The electric field intensity at points $P$→

Electric field intensity at point $P$ due to sheet 1 is →

$E_{1}=\frac{\sigma_{1}}{2\epsilon_{0}}$    (away from sheet 1)

$E_{2}=\frac{\sigma_{2}}{2\epsilon_{0}}$    (away from sheet 2)

Now, both electric field intensities $\overrightarrow{E_{1}}$ and $\overrightarrow{E_{2}}$ are in opposite direction. The magnitude of resultant electric field $\overrightarrow{E}$ at point $P$ is given by

$E= E_{1}-E_{2}$

$E=\frac{\sigma_{1}}{2 \epsilon_{0}}-\frac{\sigma_{2}}{2 \epsilon_{0}}$

$E=\frac{1}{2 \epsilon_{0}} \left (\sigma_{1}-\sigma_{2} \right )$

If both sheets have equal charge densities $\sigma$ i.e. $\sigma_{1}=\sigma_{2}=\sigma$, Then above equation can be written as:

$E=0$

The electric field intensity at points $P''$ → $E_{1}=\frac{\sigma_{1}}{2\epsilon_{0}}$    (away from sheet 1)

$E_{2}=\frac{\sigma_{2}}{2\epsilon_{0}}$    (away sheet 2)

Since, Electric field intensities $\overrightarrow {E_{1}}$ and $\overrightarrow {E_{2}}$ are in the same direction, the magnitude of resultant intensity at point $P''$ is given by →

$E=E_{1}+E_{2}$

$E=\frac{\sigma_{1}}{2 \epsilon_{0}}+\frac{\sigma_{2}}{2 \epsilon_{0}}$

$E=\frac{1}{2 \epsilon_{0}} \left (\sigma_{1}+\sigma_{2} \right )$

If both sheets have equal charge densities $\sigma$ i.e. $\sigma_{1}=\sigma_{2}=\sigma$, Then above equation can be written as:

$E=\frac{\sigma}{ \epsilon_{0}}$

This electric field intensity would be away from both sheet 1 and sheet 2.

When one-sheet is positively charged and the other sheet negatively charged:

Let us consider two sheets 1 and 2 of positive and negative charge densities $\sigma_{1}$ and $\sigma_{2}$ ($\sigma_{1} > \sigma_{2}$)
 Unlike charged parallel Sheet
The electric field intensities at point $P'$ →

$E_{1}=\frac{\sigma_{1}}{2\epsilon_{0}}$    (away from sheet 1)

$E_{2}=\frac{\sigma_{2}}{2\epsilon_{0}}$    (toward from sheet 2)

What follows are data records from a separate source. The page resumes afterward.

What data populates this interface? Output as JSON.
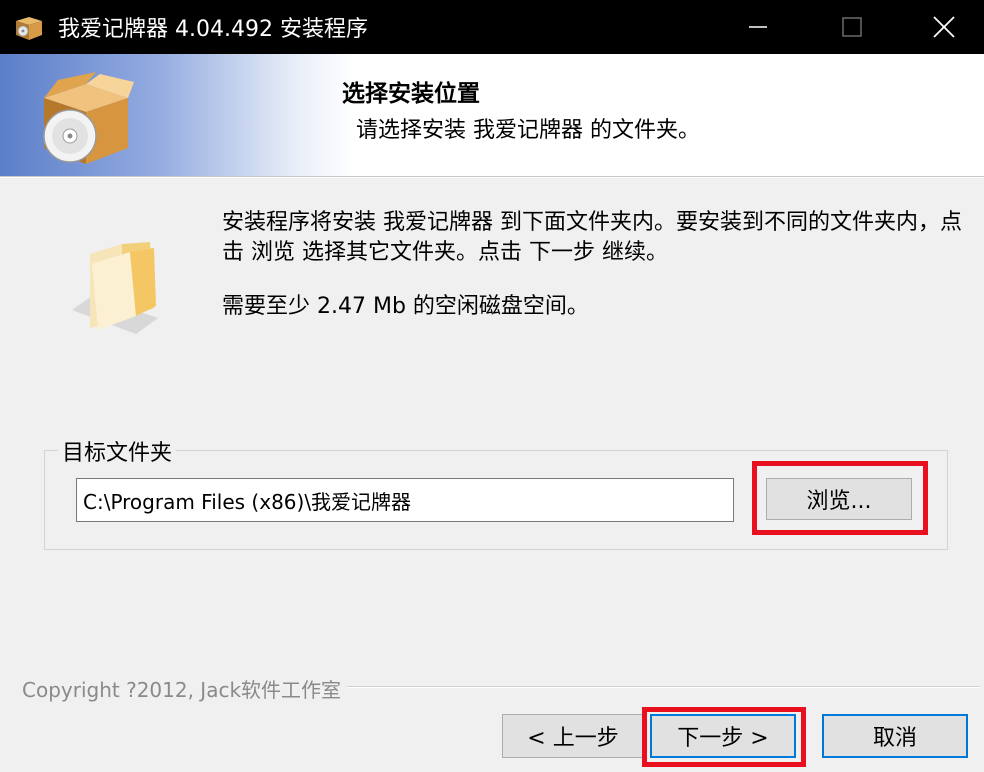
{
  "window": {
    "title": "我爱记牌器 4.04.492 安装程序",
    "icons": {
      "app": "installer-box-icon",
      "minimize": "minimize-icon",
      "maximize": "maximize-icon",
      "close": "close-icon"
    }
  },
  "header": {
    "title": "选择安装位置",
    "subtitle": "请选择安装 我爱记牌器 的文件夹。",
    "icon": "installer-cd-box-icon"
  },
  "body": {
    "description": "安装程序将安装 我爱记牌器 到下面文件夹内。要安装到不同的文件夹内，点击 浏览 选择其它文件夹。点击 下一步 继续。",
    "space_required": "需要至少 2.47 Mb 的空闲磁盘空间。",
    "folder_icon": "folder-icon"
  },
  "target_folder": {
    "label": "目标文件夹",
    "path": "C:\\Program Files (x86)\\我爱记牌器",
    "browse_label": "浏览..."
  },
  "footer": {
    "copyright": "Copyright ?2012, Jack软件工作室",
    "prev_label": "< 上一步",
    "next_label": "下一步 >",
    "cancel_label": "取消"
  },
  "colors": {
    "highlight": "#e8101e",
    "titlebar": "#000000",
    "focus_border": "#0078d7"
  }
}
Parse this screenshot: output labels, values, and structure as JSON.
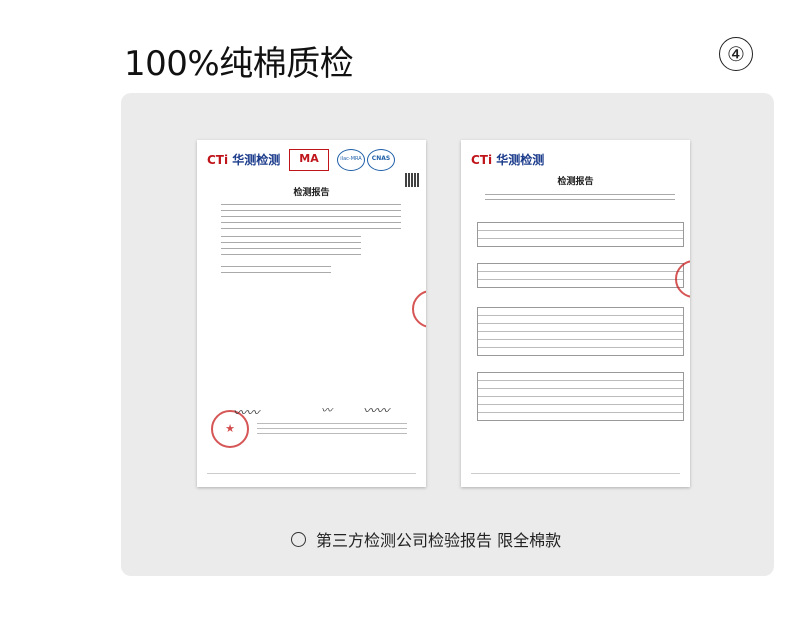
{
  "header": {
    "title": "100%纯棉质检",
    "step": "④"
  },
  "caption": "第三方检测公司检验报告 限全棉款",
  "report_left": {
    "logo_prefix": "CTi",
    "logo_text": "华测检测",
    "ma_label": "MA",
    "cnas_label": "CNAS",
    "ilac_label": "ilac-MRA",
    "title": "检测报告"
  },
  "report_right": {
    "logo_prefix": "CTi",
    "logo_text": "华测检测",
    "title": "检测报告"
  },
  "colors": {
    "panel_bg": "#ebebeb",
    "brand_blue": "#1a3a8a",
    "brand_red": "#c0151b"
  }
}
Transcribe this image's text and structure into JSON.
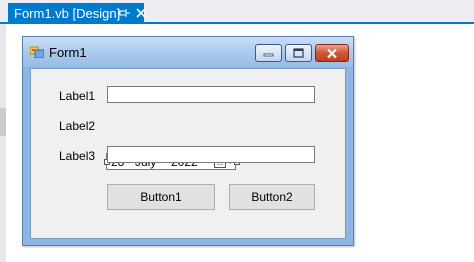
{
  "ide": {
    "tab_title": "Form1.vb [Design]",
    "pin_icon": "pin-icon",
    "close_icon": "close-icon",
    "accent_color": "#007acc"
  },
  "form": {
    "title": "Form1",
    "app_icon": "form-app-icon",
    "caption_buttons": [
      "minimize",
      "maximize",
      "close"
    ],
    "labels": {
      "label1": "Label1",
      "label2": "Label2",
      "label3": "Label3"
    },
    "textbox1_value": "",
    "textbox2_value": "",
    "datepicker": {
      "day": "28",
      "month": "July",
      "year": "2022"
    },
    "buttons": {
      "button1": "Button1",
      "button2": "Button2"
    }
  }
}
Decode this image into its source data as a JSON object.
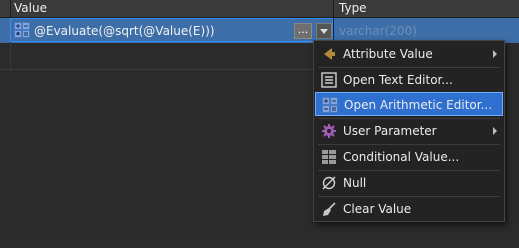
{
  "grid": {
    "columns": [
      {
        "label": "Value"
      },
      {
        "label": "Type"
      }
    ],
    "rows": [
      {
        "value": "@Evaluate(@sqrt(@Value(E)))",
        "type": "varchar(200)",
        "dots_label": "...",
        "icon": "calculator-icon"
      }
    ]
  },
  "menu": {
    "items": [
      {
        "label": "Attribute Value",
        "icon": "arrow-left-icon",
        "submenu": true,
        "active": false
      },
      {
        "label": "Open Text Editor...",
        "icon": "text-editor-icon",
        "submenu": false,
        "active": false
      },
      {
        "label": "Open Arithmetic Editor...",
        "icon": "calculator-icon",
        "submenu": false,
        "active": true
      },
      {
        "label": "User Parameter",
        "icon": "gear-icon",
        "submenu": true,
        "active": false
      },
      {
        "label": "Conditional Value...",
        "icon": "table-grid-icon",
        "submenu": false,
        "active": false
      },
      {
        "label": "Null",
        "icon": "null-icon",
        "submenu": false,
        "active": false
      },
      {
        "label": "Clear Value",
        "icon": "broom-icon",
        "submenu": false,
        "active": false
      }
    ]
  },
  "colors": {
    "selected_row": "#3d6ea8",
    "menu_highlight": "#2e6fd0",
    "menu_bg": "#232323",
    "type_text": "#6d8fb8"
  }
}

The magnitude of the resultant electric field $E$

$E=E_{1}-E_{2}$

$E= \frac{1}{2\epsilon_{0}} \left ( \sigma_{1}- \sigma_{2}\right )$

If both sheets have equal charge densities $\sigma$ i.e. $\sigma_{1}=\sigma_{2}=\sigma$, Then above equation can be written as:

$E=0$

The electric field intensities at point $P$ →

$E_{1}=\frac{\sigma_{1}}{2\epsilon_{0}}$    (away from sheet 1)

$E_{2}=\frac{\sigma_{2}}{2\epsilon_{0}}$    (towards sheet 2)

Since, Electric field intensities $\overrightarrow {E_{1}}$ and $\overrightarrow {E_{2}}$ are in the same direction, the magnitude of resultant intensity at point $P$ is given by →

$E=E_{1}+E_{2}$

$E=\frac{\sigma_{1}}{2 \epsilon_{0}}+\frac{\sigma_{2}}{2 \epsilon_{0}}$

$E=\frac{1}{2 \epsilon_{0}} \left (\sigma_{1}+\sigma_{2} \right )$

If both sheets have equal charge densities $\sigma$ i.e. $\sigma_{1}=\sigma_{2}=\sigma$, Then above equation can be written as:

$E=\frac{\sigma}{ \epsilon_{0}}$

The electric field intensities at point $P''$ →

$E_{1}=\frac{\sigma_{1}}{2\epsilon_{0}}$    (away from sheet 1)

$E_{2}=\frac{\sigma_{2}}{2\epsilon_{0}}$    (toward from sheet 2)

The magnitude of the resultant electric field $E$ →

$E=E_{1}-E_{2}$

$E= \frac{1}{2\epsilon_{0}} \left ( \sigma_{1}- \sigma_{2}\right )$

If both sheets have equal charge densities $\sigma$ i.e. $\sigma_{1}=\sigma_{2}=\sigma$, Then above equation can be written as:

$E=0$

From the above expression, we can conclude that the magnitude of $E$ is free from the 'position' of the point taken in the electric field between the sheet and outside the sheet. It is also shown that the electric field between the sheet is uniform everywhere and independent of separation between the sheets.